The Turkish Government moved to ban YouTube, a week after a similar move against Twitter.
"I don't understand how people of good sense could defend this Facebook, YouTube and Twitter. There are all kinds of lies there," Erdogan told supporters recently.
Also lies, according to Erdogan, are apparent recordings embroiling him and his entourage in a series of alleged corruption.
The administration has been sinking deeper into scandals that emerged when the police arrested the sons of ministers, high-profile businessmen and politicians for corruption and illicit gold transactions with Iran.
Erdogan responded by reassigning thousands of policemen and prosecutors.
The recordings purport to be of conversations between Erdogan and his son. The Prime Minister is heard telling his son not to accept a bribe from a businessman as the amount is too small, and ordering him to hide millions of euros during a corruption investigation.
Turks will vote in municipal elections tomorrow, which are widely viewed as a referendum on Erdogan's 11 years in power. He is increasingly under pressure after the widening graft probe, a heavy-handed response to protests in Istanbul's Gezi Park last year and an economy that has begun to slow.
This month, the annual World Press Freedom index, published by Reporters without Borders, ranked Turkey at 154 of the 180 listed countries - below Afghanistan and Iraq.
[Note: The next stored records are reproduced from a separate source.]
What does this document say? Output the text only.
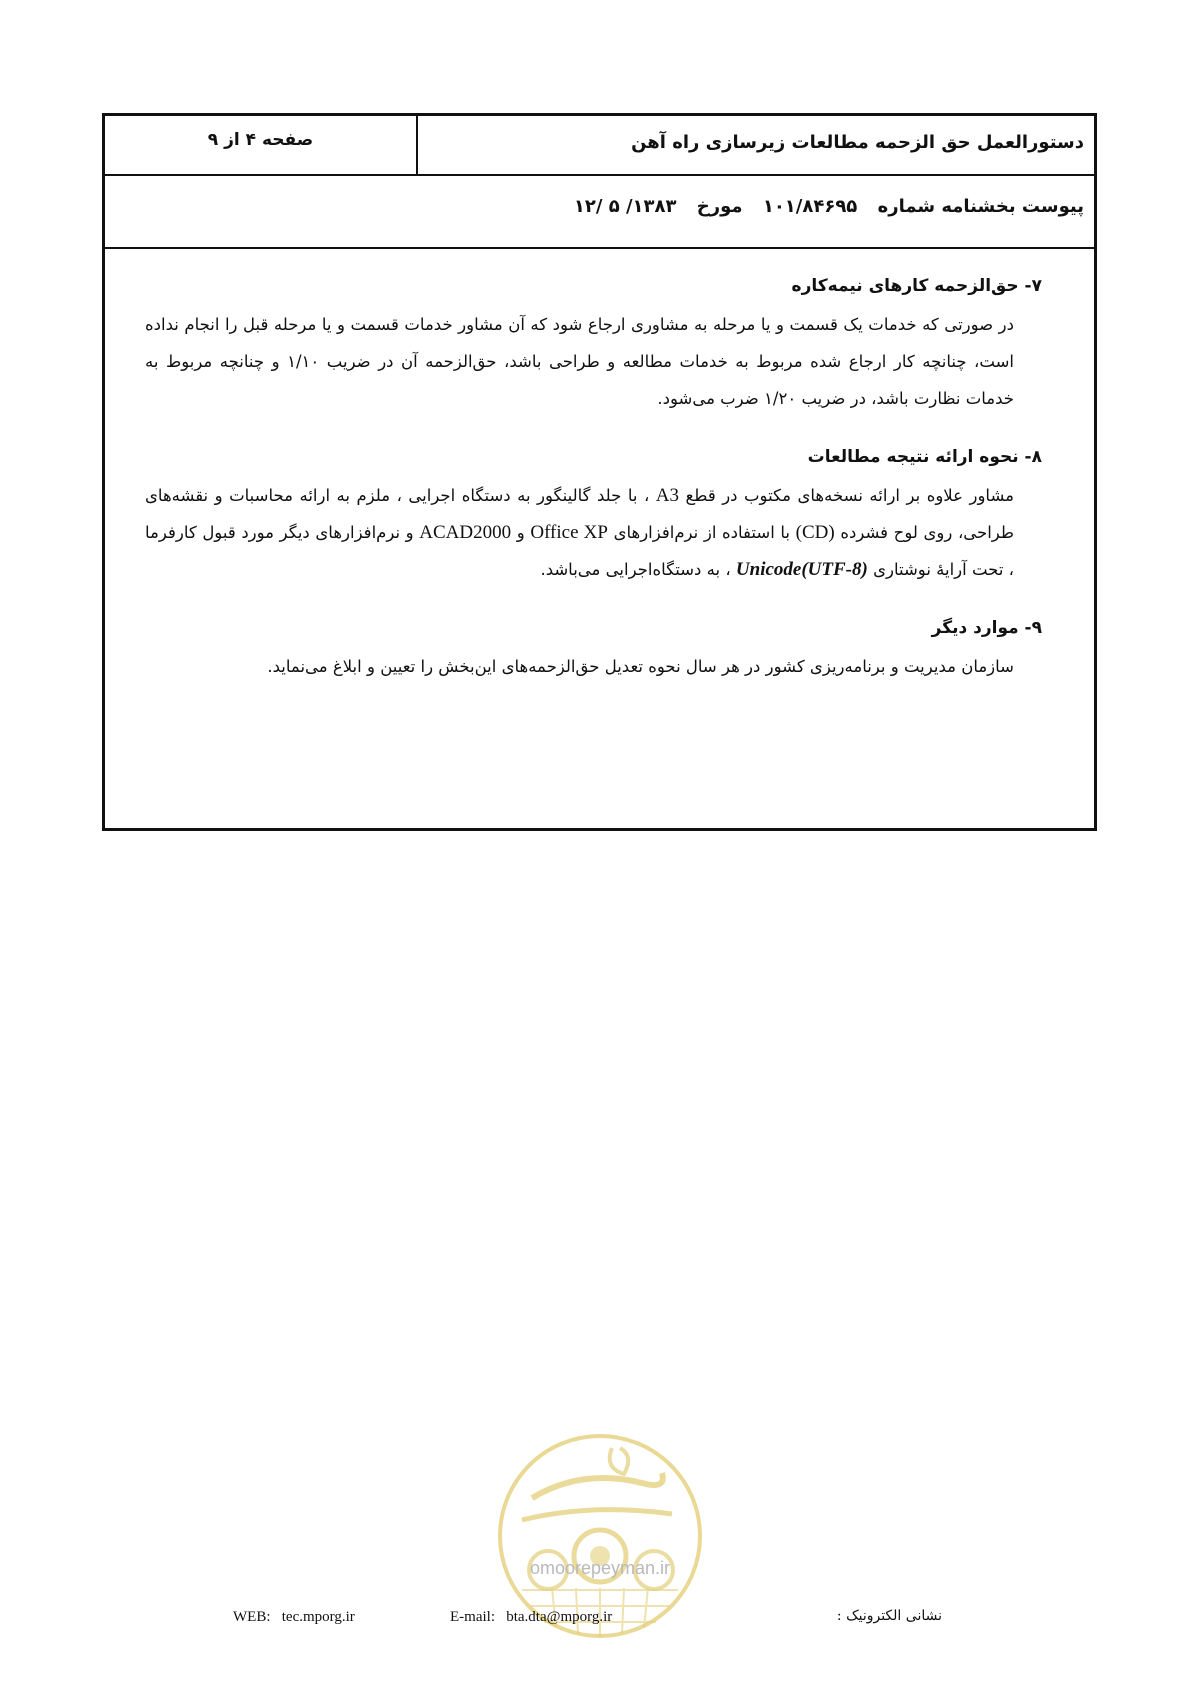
دستورالعمل حق الزحمه مطالعات زیرسازی راه آهن
صفحه ۴ از ۹
پیوست بخشنامه شماره ۱۰۱/۸۴۶۹۵ مورخ ۱۳۸۳/ ۵ /۱۲

۷- حق‌الزحمه کارهای نیمه‌کاره

در صورتی که خدمات یک قسمت و یا مرحله به مشاوری ارجاع شود که آن مشاور خدمات قسمت و یا مرحله قبل را انجام نداده است، چنانچه کار ارجاع شده مربوط به خدمات مطالعه و طراحی باشد، حق‌الزحمه آن در ضریب ۱/۱۰ و چنانچه مربوط به خدمات نظارت باشد، در ضریب ۱/۲۰ ضرب می‌شود.

۸- نحوه ارائه نتیجه مطالعات

مشاور علاوه بر ارائه نسخه‌های مکتوب در قطع A3 ، با جلد گالینگور به دستگاه اجرایی ، ملزم به ارائه محاسبات و نقشه‌های طراحی، روی لوح فشرده (CD) با استفاده از نرم‌افزارهای Office XP و ACAD2000 و نرم‌افزارهای دیگر مورد قبول کارفرما ، تحت آرایهٔ نوشتاری Unicode(UTF-8) ، به دستگاه‌اجرایی می‌باشد.

۹- موارد دیگر

سازمان مدیریت و برنامه‌ریزی کشور در هر سال نحوه تعدیل حق‌الزحمه‌های این‌بخش را تعیین و ابلاغ می‌نماید.

omoorepeyman.ir
WEB:   tec.mporg.ir	E-mail:   bta.dta@mporg.ir	نشانی الکترونیک :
The index says that with 60 journalists in detention at the end of last year, Turkey is one of the "world's biggest prisons for media personnel".
Human rights groups say the administration will use all available means and legislation - ranging from defamation to anti-terrorism laws - to muzzle critical voices.
"The root of the [censorship] problem is the complete intolerance of dissent on behalf of the authorities," said Amnesty International's Turkey researcher, Andrew Gardner.
"They don't like people advocating views that are radically different, and are intolerant to criticism which they view as an insult or form of defamation."
Gardner cites the case of investigative journalists Ahmet Sik and Nesim Seker who were in detention for a year before being prosecuted for their participation in what authorities called "terrorist crimes".
The evidence against them was a draft manuscript of a then-unpublished book and a document outlining the strategy of Ergenekon - an alleged underground network of militarists seeking to overthrow the Government in a coup.
When journalists aren't prosecuted, they can be fired. In the past two years Milliyet has dismissed four reporters who criticised the Prime Minister.
Mehmet Altan was appointed chief editor of the Star newspaper in 2006 but was removed in 2012 after his articles starting criticising the Prime Minister's policies. "It's very difficult to be independent in Turkey," he said. "It's basically fascism here."
Opposition television channel Kanalturk said yesterday its broadcasting licence had been removed a few days ago, and another channel will be barred from airing a show on the night of the elections.
Fatih Karaca, head of the media unit of Ipek group of companies, the producer of Kanalturk, which is linked to a movement led by the United States-based moderate Islamic cleric Fethullah Gulen, said the decision was politically motivated.
The overwhelming majority of media groups are either in the grip of the Government or under the influence of Gulen, a one-time ally of the leader but now Erdogan's bitter foe.
Zaman, a leading newspaper, has close links to the Gulenists. This, observers claim, leaves the Turkish public with little choice. "We are inspired by the ideas of the Hizmet [the philosophy of Fethullah Gulen] movement," the managing editor of the English-language version of Zaman, Celil Sagir, said.
"These are the values of democracy, the rule of law, freedom of expression and free-market economy and we will walk with whoever stands for these principles - a political party, a person - but our support will be for the principles, not for these entities."
The rift between Erdogan and the Islamic scholar started early last year, and was exacerbated by last year's brutal crackdown on protesters.
During the Gezi Park protests in June, local media initially turned a blind eye to the movement.
But many in Turkey blame state pressure as the government's control creeps into the judiciary and other authorities.
In 2009, independent media mogul Aydin Dogan, owner of CNN Turkey, was fined 4.5 billion ($7.1 billion) for not paying taxes. The audit came after Dogan's media empire publicised the Lighthouse charity scandal, when a German court convicted three Turkish men of siphoning off 18 million.
Opposition critics at the time claimed the ruling AKP had also been involved, although prosecutors found no evidence of that in Germany.
While Dogan's company appealed and settled for 1 billion, the old rivalry between the media mogul and Erdogan seems to be far from over.
In the leaked recordings, Erdogan appears to admit that he ordered his former Justice Minister to make sure Dogan was punished. The leader said his meddling in the judiciary was "natural".
Recent legislation in Turkey has given the Government greater control over the judiciary.
Like many Turks, Altan fears for his country's future: "The Government has tried to overturn the rule of law. This is a coup in our state."